CORVALLIS, OR - NOVEMBER 5: Quarterback Andrew Luck #12 of the Stanford Cardinal looks to pass against the Oregon State Beavers in the first quarter on November 5, 2011 at Reser Stadium in Corvallis, Oregon. (Photo by Craig Mitchelldyer/Getty Images)
Tonight is what Andrew Luck came back for. (Well, either that or he really wants that unaccredited architecture degree, and loves the anonymity of Palo Alto or something. BUT THIS MAKES BETTER COPY.)
Luck has proven that he can pretty much overwhelm any overmatched opponent with this Stanford offense. He's able to check down and go to the running play when defenses target toward the pass, he finds the holes in the various coverage schemes defenses flash against him, he knows when he needs to run when his receivers are blanketed, and he generally is able to hit the quick option when needed.
The last test remaining? Oregon, the team that thwarted him from playing for a title a year ago.
Oregon proved they could get to Luck the last time they faced, or at least befuddle him on enough plays to force him to make the critical errors that were the difference. Luck cannot make the same mistakes this time around if he expects to outduel Darron Thomas this time around.
This year, the Stanford running foundation looks more solid with Stepfan Taylor leading the way (and Tyler Gaffney, Anthony Wilkerson and Jeremy Stewart all aiding the load) but Oregon's run defense hasn't missed a beat in conference play. The Cardinal will likely have to get the running game going in concert with the pass attack to pull this one out, which means Luck needs to be effective at spreading Oregon all over the field and methodically move the ball down the field on their defense. Execution was pretty good the last time the two faced, but this time the Cardinal and Luck need to be clicking all game long and stay one step ahead of Nick Aliotti.

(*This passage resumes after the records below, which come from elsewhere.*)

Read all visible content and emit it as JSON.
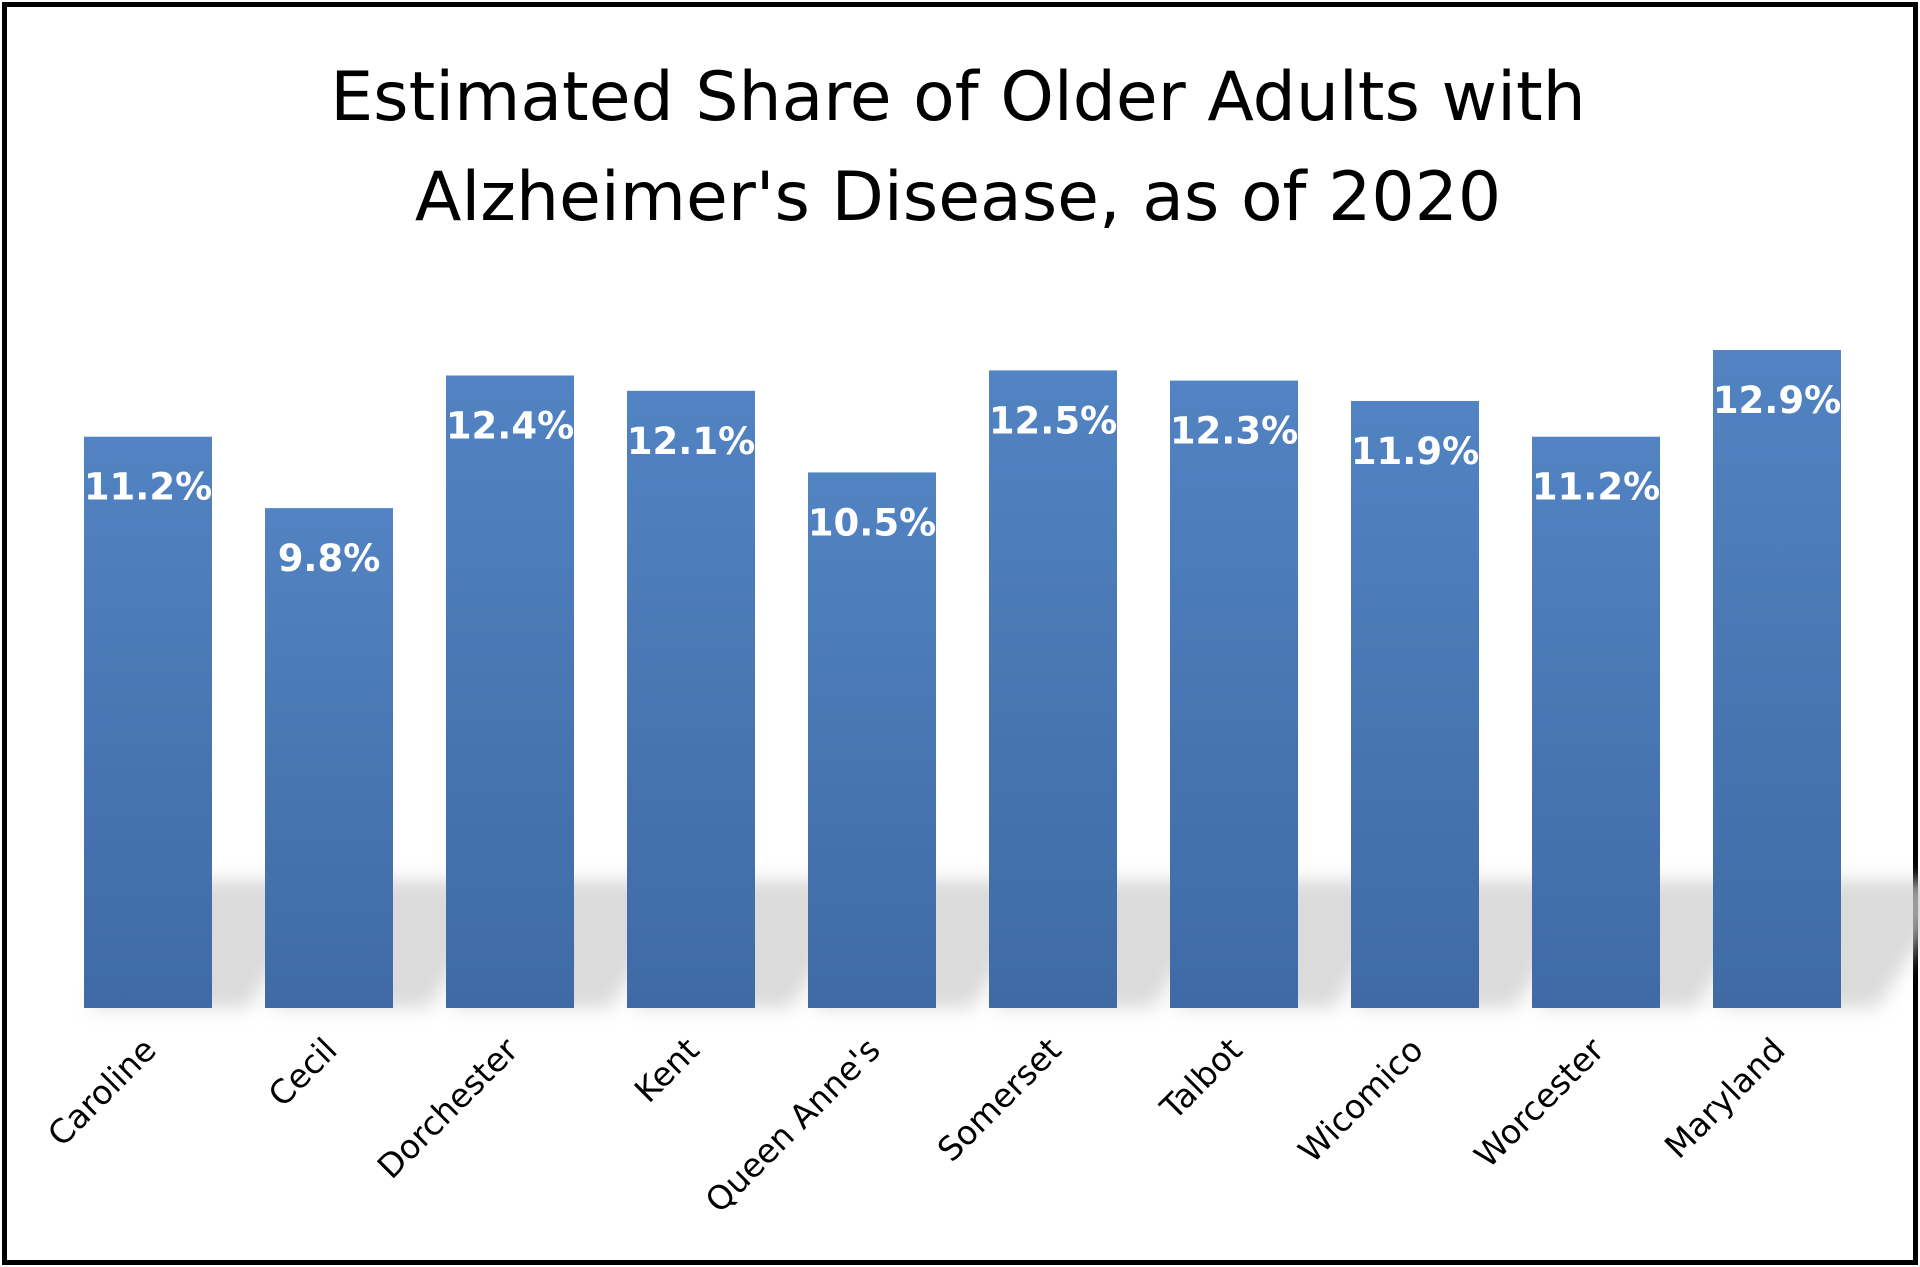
{
  "chart_data": {
    "type": "bar",
    "title": "Estimated Share of Older Adults with Alzheimer's Disease, as of 2020",
    "title_lines": [
      "Estimated Share of Older Adults with",
      "Alzheimer's Disease, as of 2020"
    ],
    "categories": [
      "Caroline",
      "Cecil",
      "Dorchester",
      "Kent",
      "Queen Anne's",
      "Somerset",
      "Talbot",
      "Wicomico",
      "Worcester",
      "Maryland"
    ],
    "values": [
      11.2,
      9.8,
      12.4,
      12.1,
      10.5,
      12.5,
      12.3,
      11.9,
      11.2,
      12.9
    ],
    "data_labels": [
      "11.2%",
      "9.8%",
      "12.4%",
      "12.1%",
      "10.5%",
      "12.5%",
      "12.3%",
      "11.9%",
      "11.2%",
      "12.9%"
    ],
    "xlabel": "",
    "ylabel": "",
    "ylim": [
      0,
      12.9
    ],
    "grid": false,
    "legend": "none",
    "bar_color": "#4a7ab8",
    "label_color": "#ffffff"
  }
}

With a first year coach leading the way, Luck has to be prepared to take Oregon's speed and move against them. Since the Cardinal defense likely doesn't have the strength to contain the Ducks for most of the game, it's up to the top college quarterback in the land to stay ahead of Stanford and take advantage of every opportunity they get.
There are a few things that might work.
1) Using Luck as a runner. Luck has not run as much as he has last season, but his ability to pick up yards might be critical. Luck has proven he can be plenty physical, so it might be tough to bring him down and help Stanford gain the critical yards they need. It also provides an added dimension to the Stanford power run attack that was so effective at gashing Oregon two years back.
2) The Wildcat. Remember that bizarro look the Cardinal threw out on 3rd down against the Trojans a few weeks back? Time to bring out the bizarro here and try and force Oregon to plug up the line of scrimmage.
3) Utilize the tight ends. If there's any weakness to the Oregon coverage scheme, it's that their pressure schemes will open up at least a couple of spots on the interior. Coby Fleener needs to be Luck's main target, with the practically unguardable Levine Toilolo mixed in.
4) Distribute the football. Although Luck doesn't have the deep option (like Doug Baldwin or Chris Owusu) that stretches the field, he's proven he can stretch it almost anywhere from 5 to 25 yards. Luck has proven he can hit almost every receiver on the field, and he might need to mix it up as much as possible to keep the Oregon defense off-balance all game long.
All of this will be negated if Luck can't nail his throws. Last year in Autzen, just one too many throws were off-target, or pressed into coverage. The Stanford QB needs to be more determinative and make his reads properly. The perfect game in the biggest game (or something very close to it) could very well be needed.
After this, there won't be any more chances for this quarterback. The spotlight is on Andrew Luck. Time to prove he's worth all the hype and all the adulation. Time to beat Oregon.